To me, that’s like asking someone to read a choose your-own-ending book; “go back to page 4 and re-read one of the most difficult experiences in your life.”

It’s in the Ten Commandments, “Thou Shalt Not Kill.” We are trained to think about killing as no longer taboo when it’s in defense of our country or our comrades. We have to kill our enemies, lest they kill us.

But not everything in war is as simple as Hollywood makes it.

I was a radio operator in the Marine Corps, so my trigger time was limited. Most of my duties were related to calling in air strikes and requesting MedEvac helicopters to get wounded Marines to a hospital.

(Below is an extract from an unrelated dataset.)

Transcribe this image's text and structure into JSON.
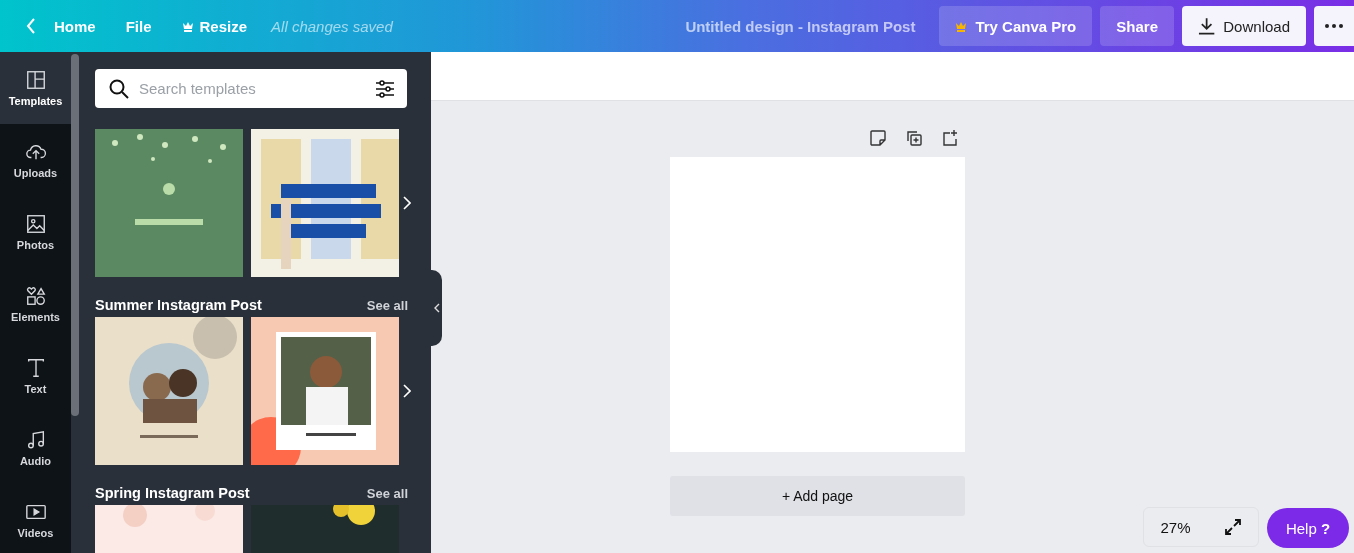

But I will never forget Feb. 14, 2010. It was Valentines day, and I was sitting in the Regiment Command Post outside of Marjah, in Helmand Province, Afghanistan.

A call came up from a platoon of Marines who were pinned down by sniper fire coming from a house. They had a wounded Marine and needed to stop to get him out. They sent me the coordinates for the building, and after the Colonel gave approval, we sent a rocket out that way.

*BOOM* I heard the impact, even though I was miles away. What happened next still haunts me. Wounded civilians were pouring out of the house we had just hit. We didn’t know they were in there, and there was no way we could have known. 

An investigation found that the rocket hit the right house, but that doesn’t change the fact that my actions led to the death of civilians; my actions killed people. 

Those people weren’t enemies. They didn’t fit into that neat box of “kill or be killed.” That questions is complicated and messy and I still have trouble figuring it out.